Puisqu’aucune disposition n’a été créée spécialement pour les placements de produits ayant lieu sur les réseaux sociaux, ces derniers se conforment alors au droit commun en se distinguant cependant de celui-ci par des spécificités propres à chaque plateforme. Ces pratiques correspondent à de réels codes déontologiques qui se développent. Le mot d’ordre ? TRANSPARENCE

  • Par exemple, sur Snapchat, Twitter ou encore Tiktok, il est fréquent de rencontrer les #ad ,#advertising, #sponsorisé #sponso, #collab (etc.) pour prévenir les spectateurs. Mais ils ne sont pas considérés comme suffisants, surtout s’ils sont indiqués en même temps que d’autres hashtags. L’identification de la publicité doit se faire de manière nettement perceptible.
  • Instagram permet désormais d’identifier les contenus sponsorisés et les partenaires commerciaux lors de la publication en cochant la case « en partenariat payant avec ». Cette pratique n’est pas obligatoire dans les conditions d’utilisation mais ces dernières sont en pleine révision et pourraient bien finir par l’imposer ; 
  • Sur YouTube, la plateforme dispose d’une option qui peut être activée sur les vidéos, simplement en cochant la case « Ma vidéo contient une communication commerciale telle qu’un placement de produit, un parrainage ou un autre type de promotion » lors de la mise en ligne, ce qui permet de prévenir le spectateur d’un éventuel placement de produit.
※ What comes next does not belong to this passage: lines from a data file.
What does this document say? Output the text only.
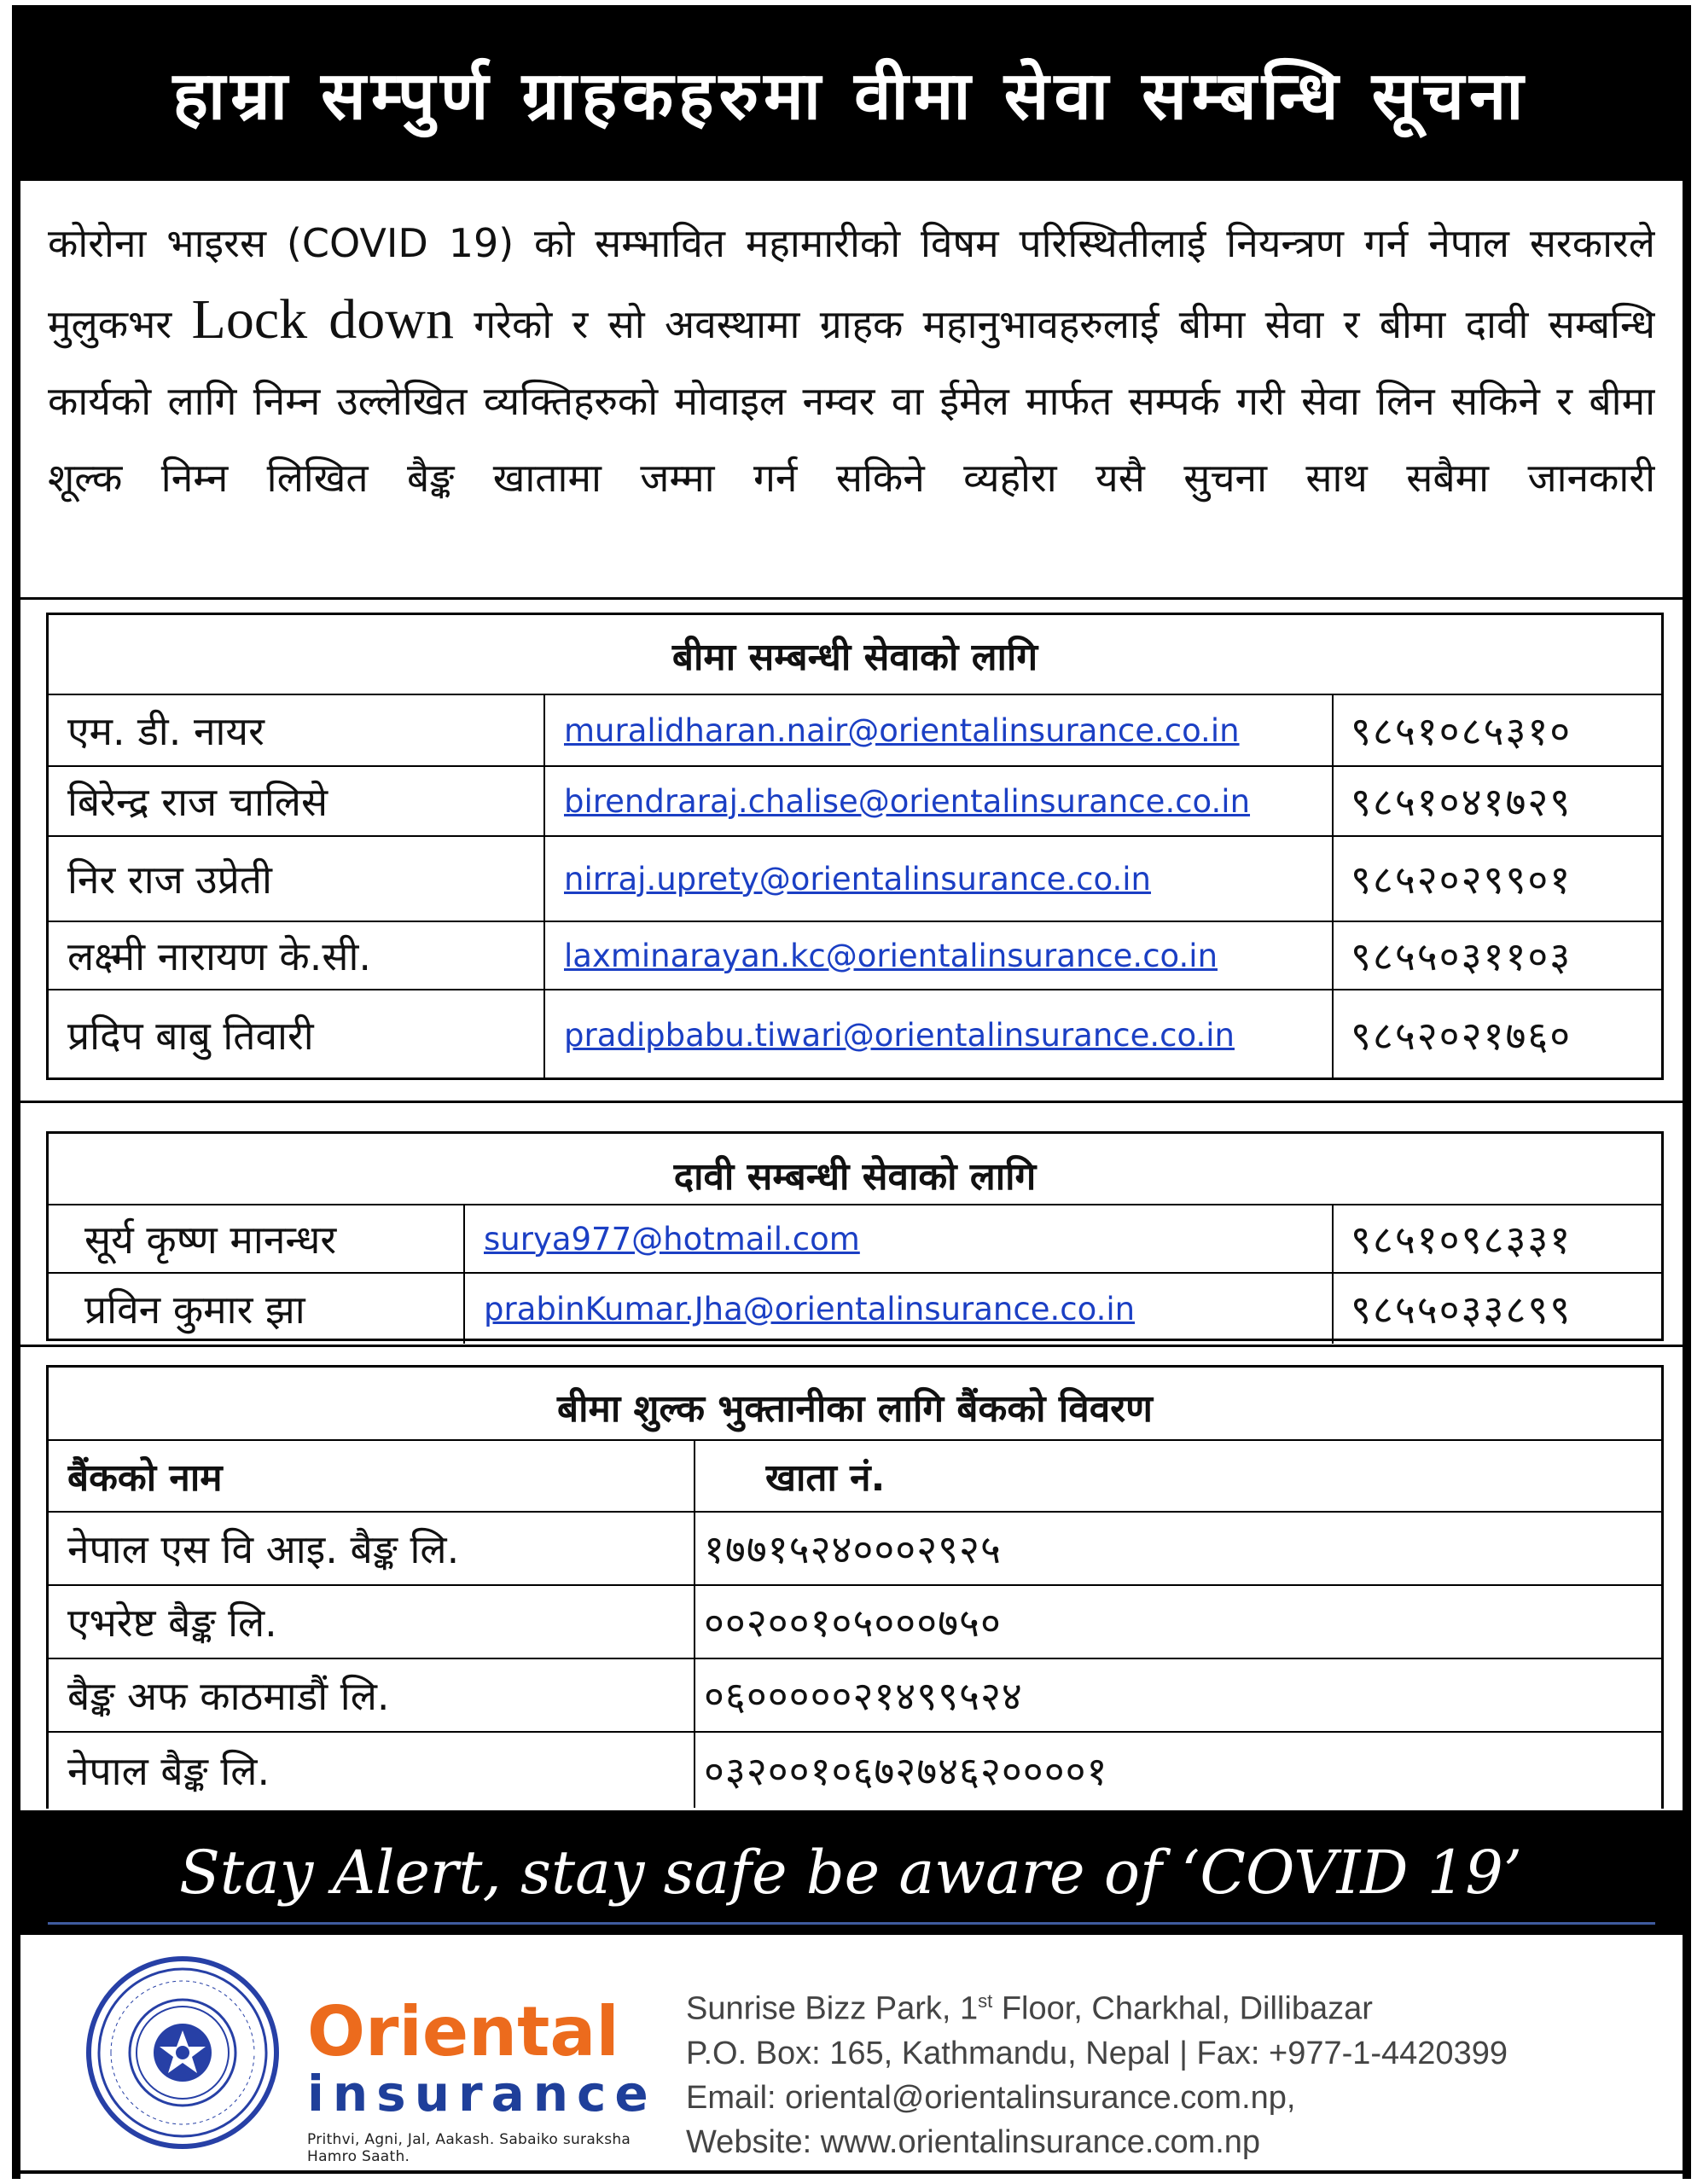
हाम्रा सम्पुर्ण ग्राहकहरुमा वीमा सेवा सम्बन्धि सूचना
कोरोना भाइरस (COVID 19) को सम्भावित महामारीको विषम परिस्थितीलाई नियन्त्रण गर्न नेपाल सरकारले मुलुकभर Lock down गरेको र सो अवस्थामा ग्राहक महानुभावहरुलाई बीमा सेवा र बीमा दावी सम्बन्धि कार्यको लागि निम्न उल्लेखित व्यक्तिहरुको मोवाइल नम्वर वा ईमेल मार्फत सम्पर्क गरी सेवा लिन सकिने र बीमा शूल्क निम्न लिखित बैङ्क खातामा जम्मा गर्न सकिने व्यहोरा यसै सुचना साथ सबैमा जानकारी
बीमा सम्बन्धी सेवाको लागि
एम. डी. नायर	muralidharan.nair@orientalinsurance.co.in	९८५१०८५३१०
बिरेन्द्र राज चालिसे	birendraraj.chalise@orientalinsurance.co.in	९८५१०४१७२९
निर राज उप्रेती	nirraj.uprety@orientalinsurance.co.in	९८५२०२९९०१
लक्ष्मी नारायण के.सी.	laxminarayan.kc@orientalinsurance.co.in	९८५५०३११०३
प्रदिप बाबु तिवारी	pradipbabu.tiwari@orientalinsurance.co.in	९८५२०२१७६०
दावी सम्बन्धी सेवाको लागि
सूर्य कृष्ण मानन्धर	surya977@hotmail.com	९८५१०९८३३१
प्रविन कुमार झा	prabinKumar.Jha@orientalinsurance.co.in	९८५५०३३८९९
बीमा शुल्क भुक्तानीका लागि बैंकको विवरण
बैंकको नाम	खाता नं.
नेपाल एस वि आइ. बैङ्क लि.	१७७१५२४०००२९२५
एभरेष्ट बैङ्क लि.	००२००१०५०००७५०
बैङ्क अफ काठमाडौं लि.	०६०००००२१४९९५२४
नेपाल बैङ्क लि.	०३२००१०६७२७४६२००००१
Stay Alert, stay safe be aware of ‘COVID 19’
Oriental
insurance
Prithvi, Agni, Jal, Aakash. Sabaiko suraksha Hamro Saath.
Sunrise Bizz Park, 1st Floor, Charkhal, Dillibazar
P.O. Box: 165, Kathmandu, Nepal | Fax: +977-1-4420399
Email: oriental@orientalinsurance.com.np,
Website: www.orientalinsurance.com.np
Cette option est très pratique, notamment sur deux points. D’une part cela supprime la vidéo de la plateforme YouTube Kids afin de se conformer à la législation qui interdit de faire du placement de produit dans un contenu destiné aux enfants. D’autre part, YouTube fonctionnant sur la base de la publicité visée au début ou au cours des vidéos, le fait de préciser la communication commerciale permet d’éviter la publicité d’un concurrent de la marque promue au sein d’une même vidéo, ce qui est avantageux commercialement.

La langue imposée dans les placements de produits

En règle générale, une publicité -et donc un placement de produit par analogie- doit être rédigée en français si elle s’adresse à un public français depuis les dispositions de la loi n° 75-1349 du 31 décembre 1975 relative à l’emploi de la langue française qui ont été reprises en mêmes termes dans la loi n° 94-665 du 4 août 1994, dite loi Toubon. Ces restrictions, reprises à l’échelle européenne lors de la directive 97/7/CE du 20 mai 1997 sur les contrats conclus à distance, s’inscrivent dans une réelle logique de protection du consommateur. Mais, comme indiqué précédemment, la publicité en ligne ne fait pas l’objet de dispositions spéciales, elle doit alors se conformer au droit général de la publicité. Néanmoins, seuls les sites internet rédigés en français doivent faire l’objet d’une publicité en français.